Il y a bien sûr d'abord ces vies cassées, brutalisées, violentées, déplacées que, chez les survivants, il faudra reconstruire vaille que vaille, du ''fatum'' le plus injuste au possible ''kairos''. Résister, vivre malgré tout. Croire encore et encore au jaillissement de la vie après avoir fait le deuil de ses morts. Mais se remet-on vraiment jamais de la mort d'un enfant ? Et il y a aussi l'imaginaire du téléspectateur mondialisé, qui oscille entre la sidération spectaculaire, la compassion humaine pour ses proches ou ses lointains, et, doit-on le dire, le sentiment que, pour cette fois au moins, il en aura réchappé...

On prétend parfois que la mondialisation susciterait des réflexes de peur chez nos contemporains tétanisés devant un tsunami, un tremblement de terre, Fukushima ou les Twin towers en feu. Mais comment n'en serait-il pas autrement devant tant de malheurs ? Au Moyen-Âge, ajoute-t-on alors, le serf certes crevait de faim et nombre de ses enfants mouraient en bas âge, mais au moins, il ne connaissait pas les malheurs de ses contemporains plus éloignés de quelques lieues et, de ce fait, il se contentait de peu. Quoique...

Le citoyen du XXIème siècle, petit ou grand, riche ou pauvre, Lapon, Parisien, Mexicain ou Ivoirien, est confronté en permanence non pas toujours, heureusement, à la réalité de la société du risque, mais à sa représentation, à sa possibilité, à sa probabilité.

« Qu’est-ce que s’orienter aujourd’hui ? »

Comme le disait Jean Guichard au Mans le 22 septembre 2010, aujourd'hui " s’orienter est, d’abord vu, dans nos sociétés, comme l’activité de gouverner son parcours professionnel (et corrélativement son parcours de formation), une activité dont l’individu est jugé responsable. Dans le contexte des modes d’organisation du travail et de l’emploi qui se développent désormais (...), cette activité implique généralement que la personne adopte une attitude stratégique plutôt que de s’engager dans une conduite de projet à moyen terme.

Mais une telle attitude n’est possible – tout comme, d’ailleurs, une conduite de projet – qu’à la condition que la personne réfléchisse à ce qui importe fondamentalement pour elle dans la vie ; son parcours professionnel ne peut être qu’un élément, souvent majeur hic et nunc, d’une vie qui fasse sens pour elle. Et c’est précisément ce « sens pour elle » qui permet à une personne donnée de repérer dans l’un des contextes où elle interagit cette opportunité professionnelle – cette « opportunité-pour-elle » – qu’une autre ne perçoit pas.

Cependant, dans nos sociétés postmodernes, qui n’offrent plus de modèles de vie perçus comme allant de soi, déterminer le sens actuel de son parcours de vie apparaît comme un acte de personnalisation que chacun doit effectuer à différentes reprises.
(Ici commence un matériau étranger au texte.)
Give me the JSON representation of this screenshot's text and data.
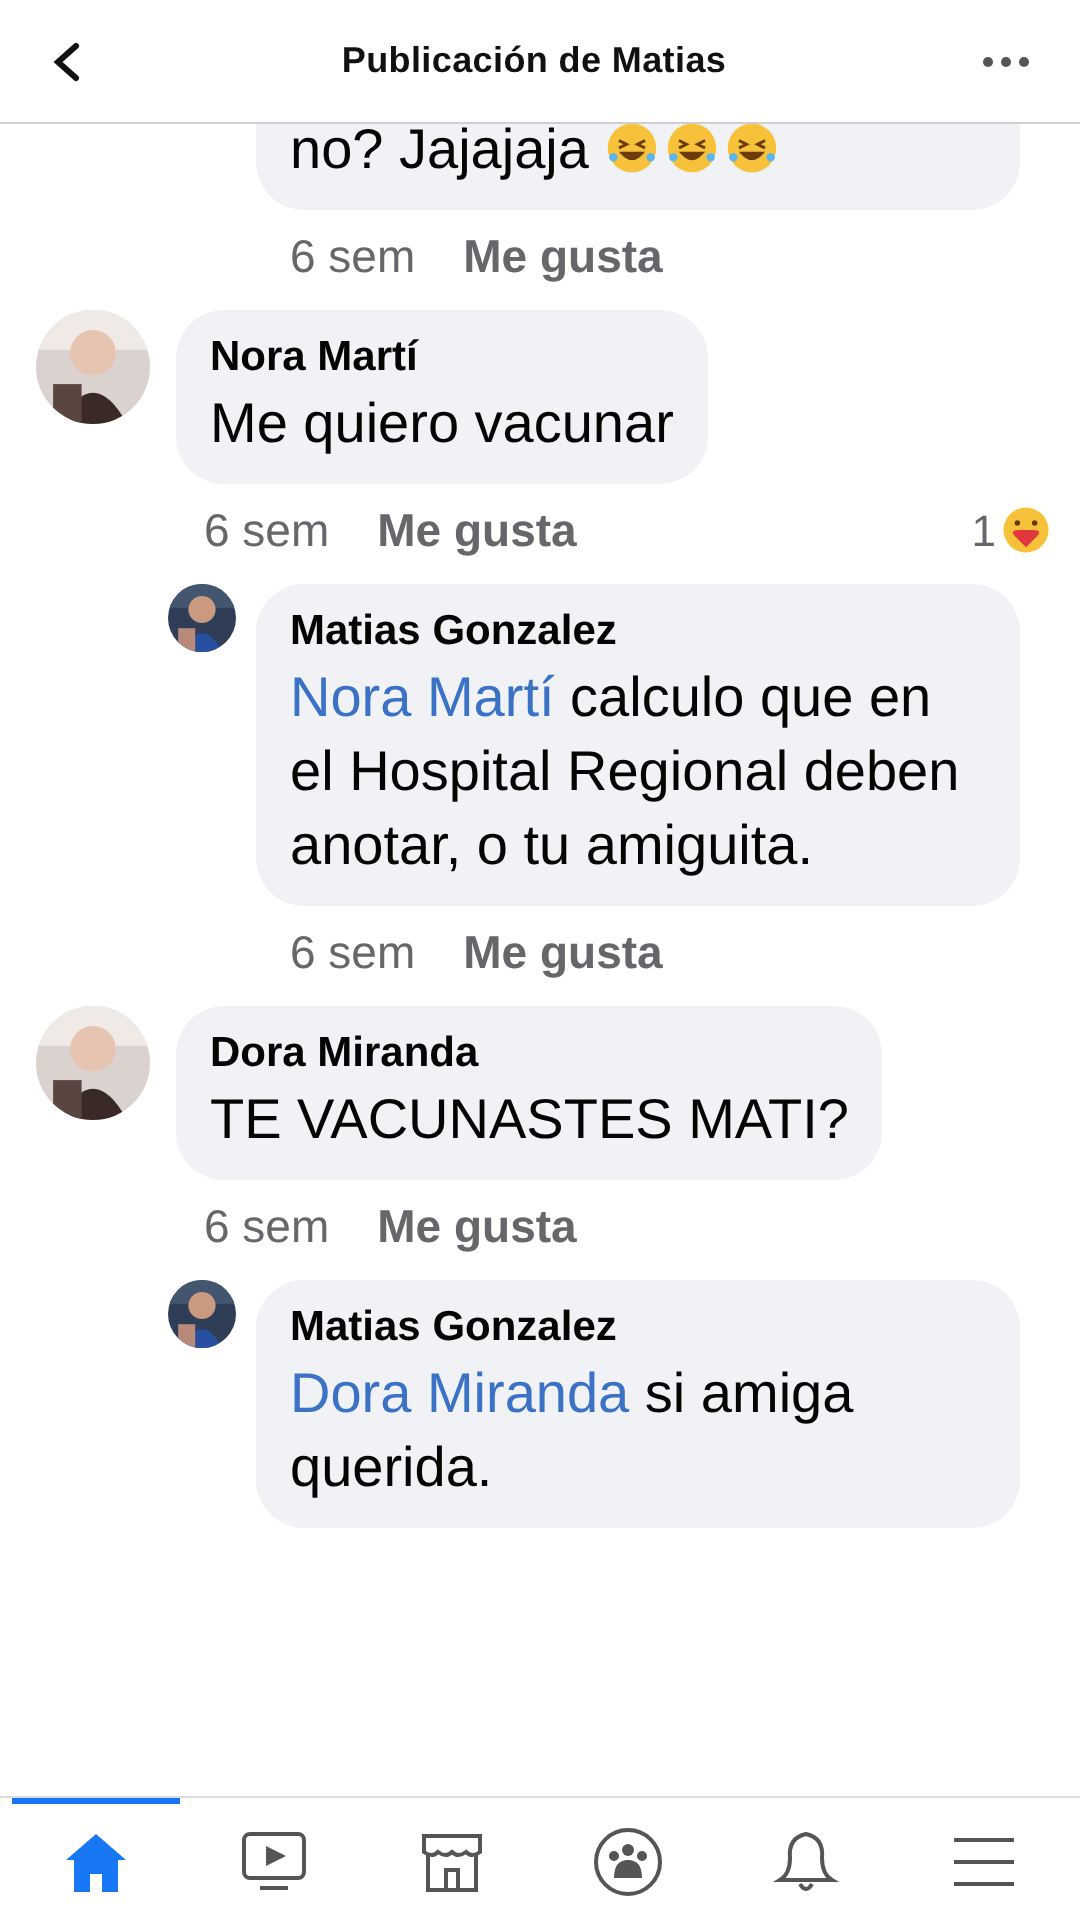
{
  "header": {
    "title": "Publicación de Matias"
  },
  "comments": [
    {
      "kind": "reply",
      "text": "no? Jajajaja",
      "emojis": [
        {
          "kind": "laughing"
        },
        {
          "kind": "laughing"
        },
        {
          "kind": "laughing"
        }
      ],
      "time": "6 sem",
      "like": "Me gusta"
    },
    {
      "kind": "top",
      "author": "Nora Martí",
      "text": "Me quiero vacunar",
      "time": "6 sem",
      "like": "Me gusta",
      "reactions": "1"
    },
    {
      "kind": "reply",
      "author": "Matias Gonzalez",
      "mention": "Nora Martí",
      "text": " calculo que en el Hospital Regional deben anotar, o tu amiguita.",
      "time": "6 sem",
      "like": "Me gusta"
    },
    {
      "kind": "top",
      "author": "Dora Miranda",
      "text": "TE VACUNASTES MATI?",
      "time": "6 sem",
      "like": "Me gusta"
    },
    {
      "kind": "reply",
      "author": "Matias Gonzalez",
      "mention": "Dora Miranda",
      "text": " si amiga querida."
    }
  ],
  "tabbar": [
    {
      "selected": true
    },
    {
      "selected": false
    },
    {
      "selected": false
    },
    {
      "selected": false
    },
    {
      "selected": false
    },
    {
      "selected": false
    }
  ]
}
Cela suppose que la personne s’engage dans une activité réflexive portant sur ses attentes dans ses différents domaines de vie et, plus fondamentalement encore, sur les valeurs primordiales permettant de donner un sens à sa vie. L’activité de s’orienter dans nos sociétés industrialisées occidentales se fonde ainsi sur un ensemble de processus réflexifs visant à concevoir, construire et conduire sa vie."

Faire face aux défis de l'humanité

Et Jean Guichard d'ajouter : "Comme on le voit, notre conception de l’orientation n’est pas sans poser de sérieux problèmes d’équité sociale. Mais, plus fondamentalement encore, on peut se demander si elle permet bien de faire face aux défis auxquels l’humanité est confrontée aujourd’hui. Ceux-ci sont de divers ordres : (a) économiques avec les crises financières, les taux de chômage importants et les disparités considérables entre les pays du Nord et du Sud, (b) écologiques avec le réchauffement climatique, la crise de l’eau, la disparition d’espèces vivantes, (c) humains avec, notamment, l’importance de ce que le Bureau International du Travail nomme le « déficit de travail décent » (International Labour Office, 2001 & 2006), l’explosion démographique et les migrations massives de populations qui ne peuvent plus survivre dans leur habitat d’origine.

Or, comme on l’a vu, notre conception de l’orientation se limite à la considérer comme un gouvernement de soi par soi, en relation avec des normes sociétales et institutionnelles définissant certains modes pertinents de rapports à soi et à ses expériences. S’orienter exige de l’individu individualisé de nos sociétés d’individus qu’il se centre sur sa construction personnelle. Certes, au cours de cette réflexion, il est généralement conduit à se soucier des autres et, notamment, des autres proches ; c’est le cas, par exemple, lorsqu’il se pose la question des répercussions possibles de ses engagements personnels et professionnels sur la vie de ces derniers.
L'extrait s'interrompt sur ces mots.